7. Wie kann ich Taktiktraining zielgerichtet planen?
Plane deine Trainingseinheiten mit einem klaren Fokus, orientiere dich an den Stärken und Schwächen deines Teams und gestalte Übungen, die auf realen Spielsituationen basieren. Nutze regelmäßige Analyse und Feedbackrunden, um Fortschritte zu messen und Trainingsinhalte anzupassen. Als Grundstruktur für das Taktiktraining eignen sich die Unterscheidungen zwischen Offensive und Defensive oder – etwas detaillierter – das Spielphasenkonzept.
8. Wie wichtig ist die Kommunikation im Taktiktraining?
Kommunikation ist eine der wichtigsten Säulen in der Taktik. Spieler müssen lernen, sich auf dem Feld abzusprechen, Informationen zu geben und (schnell) auf Anweisungen zu reagieren. Als Trainer sollte man das Fördern der Kommunikation gezielt in Übungen integrieren.
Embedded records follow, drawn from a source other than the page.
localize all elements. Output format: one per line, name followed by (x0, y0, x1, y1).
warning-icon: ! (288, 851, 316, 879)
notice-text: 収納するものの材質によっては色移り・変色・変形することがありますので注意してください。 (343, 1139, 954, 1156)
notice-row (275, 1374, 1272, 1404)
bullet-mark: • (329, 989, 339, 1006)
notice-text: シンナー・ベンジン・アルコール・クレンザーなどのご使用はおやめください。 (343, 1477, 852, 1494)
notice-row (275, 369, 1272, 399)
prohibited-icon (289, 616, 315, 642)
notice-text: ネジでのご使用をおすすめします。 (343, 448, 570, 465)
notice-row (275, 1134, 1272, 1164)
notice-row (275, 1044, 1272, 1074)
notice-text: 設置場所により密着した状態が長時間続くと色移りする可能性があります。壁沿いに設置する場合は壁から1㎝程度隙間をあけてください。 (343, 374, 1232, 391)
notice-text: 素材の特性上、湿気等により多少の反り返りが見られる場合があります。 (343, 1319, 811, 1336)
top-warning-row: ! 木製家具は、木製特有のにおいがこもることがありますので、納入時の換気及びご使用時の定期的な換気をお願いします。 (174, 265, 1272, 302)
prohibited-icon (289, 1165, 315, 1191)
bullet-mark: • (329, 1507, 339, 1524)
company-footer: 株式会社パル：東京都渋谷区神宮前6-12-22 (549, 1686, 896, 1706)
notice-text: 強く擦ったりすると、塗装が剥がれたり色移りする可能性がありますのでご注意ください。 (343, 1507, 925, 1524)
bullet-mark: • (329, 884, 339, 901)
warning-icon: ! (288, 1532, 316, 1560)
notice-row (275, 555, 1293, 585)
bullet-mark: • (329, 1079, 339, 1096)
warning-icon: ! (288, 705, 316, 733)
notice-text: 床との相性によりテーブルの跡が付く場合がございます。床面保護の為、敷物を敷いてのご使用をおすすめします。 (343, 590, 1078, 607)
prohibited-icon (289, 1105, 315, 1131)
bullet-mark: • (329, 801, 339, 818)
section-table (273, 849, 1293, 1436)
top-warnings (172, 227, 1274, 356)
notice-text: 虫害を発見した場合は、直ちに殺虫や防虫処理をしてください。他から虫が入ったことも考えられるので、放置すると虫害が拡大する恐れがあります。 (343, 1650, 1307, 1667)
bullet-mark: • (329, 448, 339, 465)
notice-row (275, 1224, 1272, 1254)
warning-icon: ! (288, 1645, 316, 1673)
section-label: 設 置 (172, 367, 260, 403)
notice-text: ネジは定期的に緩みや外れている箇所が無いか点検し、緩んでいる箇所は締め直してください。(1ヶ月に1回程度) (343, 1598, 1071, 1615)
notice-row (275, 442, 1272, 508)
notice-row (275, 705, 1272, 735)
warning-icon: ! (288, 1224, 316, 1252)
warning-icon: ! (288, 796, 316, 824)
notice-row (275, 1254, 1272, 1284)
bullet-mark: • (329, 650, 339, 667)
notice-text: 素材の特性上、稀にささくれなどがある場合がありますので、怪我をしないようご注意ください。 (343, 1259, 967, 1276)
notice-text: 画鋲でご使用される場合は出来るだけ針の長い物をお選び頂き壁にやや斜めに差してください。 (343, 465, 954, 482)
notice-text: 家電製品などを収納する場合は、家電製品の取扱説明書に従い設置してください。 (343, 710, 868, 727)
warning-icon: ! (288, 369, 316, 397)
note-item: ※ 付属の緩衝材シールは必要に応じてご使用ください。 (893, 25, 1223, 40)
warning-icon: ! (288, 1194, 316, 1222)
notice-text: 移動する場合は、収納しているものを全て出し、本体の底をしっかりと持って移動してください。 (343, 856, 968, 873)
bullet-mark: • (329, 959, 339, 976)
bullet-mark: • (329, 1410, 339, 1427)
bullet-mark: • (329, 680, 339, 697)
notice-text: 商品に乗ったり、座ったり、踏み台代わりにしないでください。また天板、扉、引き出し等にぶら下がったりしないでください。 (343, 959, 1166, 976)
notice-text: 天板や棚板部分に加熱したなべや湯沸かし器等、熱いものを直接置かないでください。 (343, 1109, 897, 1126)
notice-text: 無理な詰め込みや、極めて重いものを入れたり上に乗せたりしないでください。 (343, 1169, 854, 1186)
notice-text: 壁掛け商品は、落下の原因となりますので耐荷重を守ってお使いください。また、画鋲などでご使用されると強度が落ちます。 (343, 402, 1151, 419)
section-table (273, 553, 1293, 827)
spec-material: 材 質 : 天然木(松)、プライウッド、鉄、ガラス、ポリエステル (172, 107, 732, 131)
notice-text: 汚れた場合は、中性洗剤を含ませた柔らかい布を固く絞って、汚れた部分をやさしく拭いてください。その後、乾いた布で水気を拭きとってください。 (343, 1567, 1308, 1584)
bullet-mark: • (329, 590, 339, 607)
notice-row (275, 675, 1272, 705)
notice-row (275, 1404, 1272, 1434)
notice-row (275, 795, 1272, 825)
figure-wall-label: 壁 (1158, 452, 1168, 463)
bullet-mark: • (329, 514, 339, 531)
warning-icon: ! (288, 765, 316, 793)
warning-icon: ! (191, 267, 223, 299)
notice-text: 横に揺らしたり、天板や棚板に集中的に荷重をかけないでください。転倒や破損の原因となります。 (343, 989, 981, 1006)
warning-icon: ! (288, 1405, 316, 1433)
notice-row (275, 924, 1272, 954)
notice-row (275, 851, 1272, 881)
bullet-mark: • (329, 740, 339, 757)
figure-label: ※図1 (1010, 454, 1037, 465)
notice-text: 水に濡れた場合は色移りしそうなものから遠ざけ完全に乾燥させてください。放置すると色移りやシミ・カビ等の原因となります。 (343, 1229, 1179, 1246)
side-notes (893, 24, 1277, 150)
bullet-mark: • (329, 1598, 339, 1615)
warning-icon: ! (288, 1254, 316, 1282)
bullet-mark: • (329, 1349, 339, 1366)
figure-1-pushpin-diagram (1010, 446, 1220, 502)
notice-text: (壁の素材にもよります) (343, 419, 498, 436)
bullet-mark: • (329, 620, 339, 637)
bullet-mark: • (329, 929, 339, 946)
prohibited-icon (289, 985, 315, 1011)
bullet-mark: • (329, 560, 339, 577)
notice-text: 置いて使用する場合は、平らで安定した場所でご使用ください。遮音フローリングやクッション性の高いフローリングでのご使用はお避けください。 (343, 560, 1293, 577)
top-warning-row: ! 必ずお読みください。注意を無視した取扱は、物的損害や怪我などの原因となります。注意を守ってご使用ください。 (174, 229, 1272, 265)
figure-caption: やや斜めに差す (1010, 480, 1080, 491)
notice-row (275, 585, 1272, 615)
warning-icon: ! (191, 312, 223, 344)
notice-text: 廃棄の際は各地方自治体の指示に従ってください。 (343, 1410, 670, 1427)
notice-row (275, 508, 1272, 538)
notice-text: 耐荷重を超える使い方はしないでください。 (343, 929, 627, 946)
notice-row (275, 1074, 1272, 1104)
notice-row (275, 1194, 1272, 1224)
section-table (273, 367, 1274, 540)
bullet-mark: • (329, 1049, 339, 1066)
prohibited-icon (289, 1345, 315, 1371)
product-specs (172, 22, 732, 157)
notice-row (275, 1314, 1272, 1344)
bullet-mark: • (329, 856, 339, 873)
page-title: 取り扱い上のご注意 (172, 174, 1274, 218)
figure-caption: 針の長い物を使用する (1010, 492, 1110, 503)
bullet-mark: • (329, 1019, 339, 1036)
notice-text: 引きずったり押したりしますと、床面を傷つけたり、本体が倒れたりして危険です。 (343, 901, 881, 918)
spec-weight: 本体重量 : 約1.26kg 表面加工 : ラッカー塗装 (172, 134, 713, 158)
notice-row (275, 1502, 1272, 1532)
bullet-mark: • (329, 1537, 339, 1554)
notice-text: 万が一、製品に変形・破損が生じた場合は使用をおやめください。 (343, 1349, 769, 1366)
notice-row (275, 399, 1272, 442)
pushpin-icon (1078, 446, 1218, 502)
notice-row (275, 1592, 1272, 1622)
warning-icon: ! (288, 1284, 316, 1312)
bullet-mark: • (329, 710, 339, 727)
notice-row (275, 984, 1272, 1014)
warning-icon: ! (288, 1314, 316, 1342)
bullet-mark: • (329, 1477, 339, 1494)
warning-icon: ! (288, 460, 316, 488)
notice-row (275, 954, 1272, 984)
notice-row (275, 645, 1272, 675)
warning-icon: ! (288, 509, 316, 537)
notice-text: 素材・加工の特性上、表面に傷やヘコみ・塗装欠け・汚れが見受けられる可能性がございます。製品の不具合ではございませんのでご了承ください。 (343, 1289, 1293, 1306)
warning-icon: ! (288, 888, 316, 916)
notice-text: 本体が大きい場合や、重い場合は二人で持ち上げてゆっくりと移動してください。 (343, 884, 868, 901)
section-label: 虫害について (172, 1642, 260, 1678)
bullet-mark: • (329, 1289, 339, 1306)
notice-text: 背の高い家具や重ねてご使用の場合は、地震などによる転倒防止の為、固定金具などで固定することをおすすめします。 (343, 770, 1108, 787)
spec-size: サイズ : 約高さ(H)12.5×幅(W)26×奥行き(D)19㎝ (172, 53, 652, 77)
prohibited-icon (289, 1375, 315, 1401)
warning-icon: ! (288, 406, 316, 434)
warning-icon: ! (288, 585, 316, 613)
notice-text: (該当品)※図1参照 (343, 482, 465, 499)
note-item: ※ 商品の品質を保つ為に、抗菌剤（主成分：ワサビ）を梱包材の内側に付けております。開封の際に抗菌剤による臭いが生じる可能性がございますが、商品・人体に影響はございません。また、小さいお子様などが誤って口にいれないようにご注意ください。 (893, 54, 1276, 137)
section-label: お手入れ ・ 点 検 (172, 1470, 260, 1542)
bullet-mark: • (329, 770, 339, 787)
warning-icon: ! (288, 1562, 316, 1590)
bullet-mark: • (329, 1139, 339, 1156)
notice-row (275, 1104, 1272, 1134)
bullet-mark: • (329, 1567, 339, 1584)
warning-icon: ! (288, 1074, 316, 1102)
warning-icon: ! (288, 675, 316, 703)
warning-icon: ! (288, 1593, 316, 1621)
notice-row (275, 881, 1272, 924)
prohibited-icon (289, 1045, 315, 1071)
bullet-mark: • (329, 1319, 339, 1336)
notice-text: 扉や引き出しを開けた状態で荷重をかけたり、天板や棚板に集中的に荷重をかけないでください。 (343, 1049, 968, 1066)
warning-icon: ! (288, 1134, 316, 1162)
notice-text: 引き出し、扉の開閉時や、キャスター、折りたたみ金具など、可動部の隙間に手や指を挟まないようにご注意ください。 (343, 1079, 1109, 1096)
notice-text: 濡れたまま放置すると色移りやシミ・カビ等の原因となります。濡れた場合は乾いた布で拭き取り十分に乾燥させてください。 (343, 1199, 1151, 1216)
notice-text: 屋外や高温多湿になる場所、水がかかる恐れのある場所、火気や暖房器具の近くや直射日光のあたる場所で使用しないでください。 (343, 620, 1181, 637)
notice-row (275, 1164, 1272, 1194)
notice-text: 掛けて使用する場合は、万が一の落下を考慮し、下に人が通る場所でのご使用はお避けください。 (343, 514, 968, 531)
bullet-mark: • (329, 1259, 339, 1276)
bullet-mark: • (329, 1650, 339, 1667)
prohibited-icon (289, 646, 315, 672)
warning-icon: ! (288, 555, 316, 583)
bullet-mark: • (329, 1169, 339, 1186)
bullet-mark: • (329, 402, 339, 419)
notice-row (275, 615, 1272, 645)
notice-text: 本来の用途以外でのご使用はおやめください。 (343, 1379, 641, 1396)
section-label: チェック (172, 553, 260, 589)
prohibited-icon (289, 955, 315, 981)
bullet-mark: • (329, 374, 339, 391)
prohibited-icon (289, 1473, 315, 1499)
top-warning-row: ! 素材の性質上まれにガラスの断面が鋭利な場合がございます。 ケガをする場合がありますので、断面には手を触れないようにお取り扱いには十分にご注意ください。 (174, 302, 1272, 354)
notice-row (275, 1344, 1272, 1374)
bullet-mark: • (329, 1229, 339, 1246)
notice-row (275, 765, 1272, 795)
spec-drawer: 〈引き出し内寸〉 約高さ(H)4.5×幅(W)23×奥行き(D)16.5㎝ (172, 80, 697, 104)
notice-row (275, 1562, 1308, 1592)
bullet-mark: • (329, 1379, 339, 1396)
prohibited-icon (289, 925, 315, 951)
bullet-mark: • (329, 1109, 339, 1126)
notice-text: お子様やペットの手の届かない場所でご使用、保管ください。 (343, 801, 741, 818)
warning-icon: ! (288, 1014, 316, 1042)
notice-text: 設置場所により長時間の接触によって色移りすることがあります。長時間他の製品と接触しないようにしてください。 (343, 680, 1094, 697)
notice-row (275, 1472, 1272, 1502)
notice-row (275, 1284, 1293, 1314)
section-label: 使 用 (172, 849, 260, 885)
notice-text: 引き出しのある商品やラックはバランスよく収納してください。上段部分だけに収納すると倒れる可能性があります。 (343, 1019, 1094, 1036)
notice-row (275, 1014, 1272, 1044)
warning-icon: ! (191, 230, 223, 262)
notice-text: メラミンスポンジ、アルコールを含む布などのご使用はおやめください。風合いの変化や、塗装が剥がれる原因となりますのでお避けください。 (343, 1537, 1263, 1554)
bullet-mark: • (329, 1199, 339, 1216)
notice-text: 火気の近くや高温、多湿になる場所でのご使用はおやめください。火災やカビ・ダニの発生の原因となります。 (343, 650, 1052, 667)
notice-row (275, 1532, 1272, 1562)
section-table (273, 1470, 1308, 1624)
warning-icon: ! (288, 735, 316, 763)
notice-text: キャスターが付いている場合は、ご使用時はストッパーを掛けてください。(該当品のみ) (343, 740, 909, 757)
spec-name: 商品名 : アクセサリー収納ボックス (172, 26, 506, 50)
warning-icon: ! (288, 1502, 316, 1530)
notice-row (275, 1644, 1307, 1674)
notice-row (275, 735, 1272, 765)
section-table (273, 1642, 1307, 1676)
Wichtig ist dabei, dass die Mannschaft eine gemeinsame Sprache lernt und auch lernt, aufeinander zu hören („Ballfern reagiert auf ballnah“, „Ballfern dirigiert ballnah“). Oft vernachlässigt wird die Rolle des Torhüters, der durch seine Position einen guten Überblick hat und gleichzeitit oft in der Spielsituation nichts besseres zu tun hat als seine Mitspieler zu dirigieren. Das sollte man von Torspielern aktiv einfordern.
9. Sollte ich als Trainer-Neuling moderne Hilfsmittel nutzen?
Das ist nicht so leicht zu sagen. Moderne Hilfsmittel wie Videoanalysen, digitale Taktiktafeln oder Apps zur Trainingsplanung lenken dich einerseits vom Wesentlichen ab: Die Spielsituation zu verstehen und deine eigene Vorgehensweise zu entwickeln. Andererseits können sie dir helfen, taktische Zusammenhänge anschaulich zu erklären und die Trainingsqualität zu steigern. Deshalb sollten diese Tools immer so eingesetzt werden, dass sie dein eigenes Verständnis fördern. Darauf aufbauend können sie dann praxisnah eingesetzt werden, damit die Spieler auch vom visuellen Lernen profitieren.